Hair Tourniquet Syndrome

What is Hair Tourniquet Syndrome

Hair tourniquet syndrome is when a strand of hair, a string, or a similar object becomes tightly wrapped around a baby’s body part.

A hair tourniquet most often wraps around a finger or toe, but it can wrap around any part of the body. The hair tourniquet can cause pain and cut off normal blood flow. In severe cases, this condition can lead to infection or tissue death.

What are the causes?

This condition is caused by a hair, a string, or a similar object becoming wrapped around a baby’s body part. Stray hairs or loose threads in the baby’s clothing are common tourniquets.

What increases the risk?

This condition is more likely to develop in babies who are younger than 4 months of age. Hormonal changes in the mother may cause her to lose more hair than usual during this time period.

What are the signs or symptoms?

The main symptom of this condition is redness and swelling in the affected area. Your baby may cry more often than usual.

How is this diagnosed?

This condition is diagnosed during a physical exam.

How is this treated?

A hair tourniquet must be removed immediately by a health care provider. The way in which the hair tourniquet is removed depends on the location and severity of the condition. The removal may be done by a health care provider using:

  • An ointment to dissolve the hair tourniquet.
  • A scissors, forceps, probe, or other tool to unwrap or cut the tourniquet.
  • A surgical knife (scalpel) to make incisions in the skin to access the tourniquet. This is only used in severe cases.

The health care provider may prescribe an antibiotic medicine to prevent infection. He or she may also refer your child to a specialist to check for any loss of function in the affected body part.

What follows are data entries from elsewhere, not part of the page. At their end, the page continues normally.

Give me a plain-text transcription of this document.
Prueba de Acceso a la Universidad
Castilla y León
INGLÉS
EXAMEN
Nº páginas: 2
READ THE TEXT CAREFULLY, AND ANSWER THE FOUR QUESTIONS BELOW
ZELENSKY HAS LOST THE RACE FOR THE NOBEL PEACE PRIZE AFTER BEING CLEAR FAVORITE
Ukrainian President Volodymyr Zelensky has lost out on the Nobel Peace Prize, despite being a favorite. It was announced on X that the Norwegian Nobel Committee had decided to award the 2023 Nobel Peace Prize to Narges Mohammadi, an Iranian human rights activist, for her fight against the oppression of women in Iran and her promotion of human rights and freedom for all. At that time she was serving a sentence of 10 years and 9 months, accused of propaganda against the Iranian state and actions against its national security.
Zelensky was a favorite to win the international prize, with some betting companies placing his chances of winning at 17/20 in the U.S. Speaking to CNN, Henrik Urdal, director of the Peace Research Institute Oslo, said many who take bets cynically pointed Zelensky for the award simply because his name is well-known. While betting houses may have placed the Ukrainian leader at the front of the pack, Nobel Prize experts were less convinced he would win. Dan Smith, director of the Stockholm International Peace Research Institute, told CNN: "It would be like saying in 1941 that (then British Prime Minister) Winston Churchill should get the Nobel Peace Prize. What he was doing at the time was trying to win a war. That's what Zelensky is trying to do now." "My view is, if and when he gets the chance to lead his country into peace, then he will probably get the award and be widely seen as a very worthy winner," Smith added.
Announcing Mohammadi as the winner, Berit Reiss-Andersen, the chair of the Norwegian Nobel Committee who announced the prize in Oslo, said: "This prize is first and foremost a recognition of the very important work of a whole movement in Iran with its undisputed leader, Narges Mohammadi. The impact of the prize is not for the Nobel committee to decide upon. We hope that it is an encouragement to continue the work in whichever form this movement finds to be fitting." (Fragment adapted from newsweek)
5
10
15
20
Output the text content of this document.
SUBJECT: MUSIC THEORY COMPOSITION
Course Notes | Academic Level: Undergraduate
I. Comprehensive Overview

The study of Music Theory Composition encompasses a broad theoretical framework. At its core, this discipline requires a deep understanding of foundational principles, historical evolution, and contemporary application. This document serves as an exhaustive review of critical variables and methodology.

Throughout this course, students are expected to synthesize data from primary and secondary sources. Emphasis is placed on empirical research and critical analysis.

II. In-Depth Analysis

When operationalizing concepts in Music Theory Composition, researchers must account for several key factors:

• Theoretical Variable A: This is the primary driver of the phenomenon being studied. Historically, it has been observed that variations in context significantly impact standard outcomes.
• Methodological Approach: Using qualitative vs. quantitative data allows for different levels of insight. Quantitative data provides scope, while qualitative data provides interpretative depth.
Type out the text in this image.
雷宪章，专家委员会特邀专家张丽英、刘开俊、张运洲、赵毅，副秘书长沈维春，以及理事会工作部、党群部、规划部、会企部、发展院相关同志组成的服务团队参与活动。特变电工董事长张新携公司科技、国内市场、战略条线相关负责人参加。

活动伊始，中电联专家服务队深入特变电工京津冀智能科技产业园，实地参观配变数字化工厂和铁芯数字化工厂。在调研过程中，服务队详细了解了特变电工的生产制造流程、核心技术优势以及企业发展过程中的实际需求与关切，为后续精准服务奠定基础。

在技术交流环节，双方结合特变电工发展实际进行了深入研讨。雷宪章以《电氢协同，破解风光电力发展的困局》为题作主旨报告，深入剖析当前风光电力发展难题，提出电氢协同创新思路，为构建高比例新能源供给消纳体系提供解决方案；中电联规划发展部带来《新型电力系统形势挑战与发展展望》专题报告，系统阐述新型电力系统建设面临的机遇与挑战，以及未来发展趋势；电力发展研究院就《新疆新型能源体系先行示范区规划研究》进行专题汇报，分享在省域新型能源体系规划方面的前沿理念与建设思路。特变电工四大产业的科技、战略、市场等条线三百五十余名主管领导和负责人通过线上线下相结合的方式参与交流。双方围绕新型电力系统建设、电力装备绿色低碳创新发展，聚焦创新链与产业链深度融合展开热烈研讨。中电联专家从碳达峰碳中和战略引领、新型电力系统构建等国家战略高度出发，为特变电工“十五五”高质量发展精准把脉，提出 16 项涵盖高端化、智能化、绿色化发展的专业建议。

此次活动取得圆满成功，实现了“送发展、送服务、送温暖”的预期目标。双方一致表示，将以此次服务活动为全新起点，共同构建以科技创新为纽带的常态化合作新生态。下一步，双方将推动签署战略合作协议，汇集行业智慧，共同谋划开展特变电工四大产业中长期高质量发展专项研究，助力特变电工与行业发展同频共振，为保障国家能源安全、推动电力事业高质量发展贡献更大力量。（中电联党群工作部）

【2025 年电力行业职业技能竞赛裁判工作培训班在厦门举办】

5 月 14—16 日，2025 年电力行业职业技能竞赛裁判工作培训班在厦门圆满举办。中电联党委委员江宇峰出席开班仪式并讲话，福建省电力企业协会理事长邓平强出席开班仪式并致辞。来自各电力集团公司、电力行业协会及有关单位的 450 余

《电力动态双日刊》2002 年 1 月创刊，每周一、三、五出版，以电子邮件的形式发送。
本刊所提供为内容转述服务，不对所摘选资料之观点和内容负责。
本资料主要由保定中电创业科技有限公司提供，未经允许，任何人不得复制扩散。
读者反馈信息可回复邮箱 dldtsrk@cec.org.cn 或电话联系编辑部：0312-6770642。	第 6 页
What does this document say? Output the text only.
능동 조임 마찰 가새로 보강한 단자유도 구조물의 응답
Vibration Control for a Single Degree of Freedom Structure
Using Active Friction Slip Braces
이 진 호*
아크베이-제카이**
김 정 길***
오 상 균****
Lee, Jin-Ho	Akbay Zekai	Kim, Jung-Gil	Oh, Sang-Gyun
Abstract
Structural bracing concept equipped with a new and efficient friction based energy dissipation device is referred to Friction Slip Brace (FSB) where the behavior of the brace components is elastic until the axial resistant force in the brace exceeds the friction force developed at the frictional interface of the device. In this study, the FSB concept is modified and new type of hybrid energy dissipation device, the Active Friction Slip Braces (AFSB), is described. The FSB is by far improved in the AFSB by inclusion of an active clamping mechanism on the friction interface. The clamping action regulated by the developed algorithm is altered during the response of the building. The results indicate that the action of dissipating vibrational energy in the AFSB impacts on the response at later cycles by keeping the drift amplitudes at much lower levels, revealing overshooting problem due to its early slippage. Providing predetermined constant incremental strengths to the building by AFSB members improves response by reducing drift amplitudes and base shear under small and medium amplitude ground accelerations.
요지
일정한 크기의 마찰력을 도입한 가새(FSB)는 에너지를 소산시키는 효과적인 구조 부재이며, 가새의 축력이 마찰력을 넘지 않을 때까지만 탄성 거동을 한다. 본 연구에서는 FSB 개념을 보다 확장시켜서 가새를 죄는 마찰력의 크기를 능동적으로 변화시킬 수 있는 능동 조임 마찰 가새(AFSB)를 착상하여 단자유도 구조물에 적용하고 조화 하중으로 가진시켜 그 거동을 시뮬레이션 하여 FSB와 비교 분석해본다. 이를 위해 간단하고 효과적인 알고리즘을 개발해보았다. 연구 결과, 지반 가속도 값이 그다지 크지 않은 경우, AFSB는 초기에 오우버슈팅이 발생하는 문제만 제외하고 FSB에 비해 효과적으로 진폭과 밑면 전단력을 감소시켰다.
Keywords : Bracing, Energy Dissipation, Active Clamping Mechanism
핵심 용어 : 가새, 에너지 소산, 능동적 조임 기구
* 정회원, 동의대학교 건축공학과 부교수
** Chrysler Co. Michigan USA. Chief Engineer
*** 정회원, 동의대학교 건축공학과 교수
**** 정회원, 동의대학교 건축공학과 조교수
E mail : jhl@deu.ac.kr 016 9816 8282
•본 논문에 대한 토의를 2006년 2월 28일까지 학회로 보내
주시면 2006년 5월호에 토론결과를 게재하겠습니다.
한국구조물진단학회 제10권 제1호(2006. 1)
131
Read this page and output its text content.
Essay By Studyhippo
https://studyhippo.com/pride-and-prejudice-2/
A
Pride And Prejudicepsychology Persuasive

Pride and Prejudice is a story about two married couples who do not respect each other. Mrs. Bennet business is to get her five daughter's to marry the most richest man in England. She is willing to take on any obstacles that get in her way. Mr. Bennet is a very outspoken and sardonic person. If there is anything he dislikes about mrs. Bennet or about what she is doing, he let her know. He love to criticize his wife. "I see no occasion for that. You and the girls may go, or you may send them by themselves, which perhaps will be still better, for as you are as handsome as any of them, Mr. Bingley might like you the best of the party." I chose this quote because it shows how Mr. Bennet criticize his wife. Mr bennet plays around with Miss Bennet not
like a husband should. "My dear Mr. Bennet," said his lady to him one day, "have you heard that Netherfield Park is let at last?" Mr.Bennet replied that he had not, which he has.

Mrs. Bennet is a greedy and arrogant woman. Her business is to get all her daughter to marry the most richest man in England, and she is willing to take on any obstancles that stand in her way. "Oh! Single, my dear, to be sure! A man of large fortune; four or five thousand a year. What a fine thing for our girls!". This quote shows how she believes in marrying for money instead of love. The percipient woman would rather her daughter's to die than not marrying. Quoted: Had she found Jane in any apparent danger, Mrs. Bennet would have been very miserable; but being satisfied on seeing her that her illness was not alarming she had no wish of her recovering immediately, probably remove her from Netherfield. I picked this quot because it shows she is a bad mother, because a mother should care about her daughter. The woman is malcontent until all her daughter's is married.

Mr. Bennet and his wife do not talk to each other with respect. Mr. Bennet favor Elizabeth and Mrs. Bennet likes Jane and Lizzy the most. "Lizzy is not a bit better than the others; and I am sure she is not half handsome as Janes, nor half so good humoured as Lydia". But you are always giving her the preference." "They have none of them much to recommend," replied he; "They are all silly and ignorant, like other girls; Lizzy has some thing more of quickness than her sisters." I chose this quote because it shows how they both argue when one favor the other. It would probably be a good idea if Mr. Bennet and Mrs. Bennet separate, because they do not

Follow these instructions at home:

  • Give your child over-the-counter and prescription medicines only as told by the health care provider.
  • If your child was prescribed an antibiotic, give it to your child as told by the health care provider. Do not stop giving your child the antibiotic even if he or she seems to feel better.
  • Keep all follow-up visits as told by your child’s health care provider.

How is this prevented?

  • Regularly check your child’s fingers, toes, and other body parts for:
    • Hair tourniquets.
    • Areas of pain, redness, or swelling.
  • Change your child’s clothing regularly.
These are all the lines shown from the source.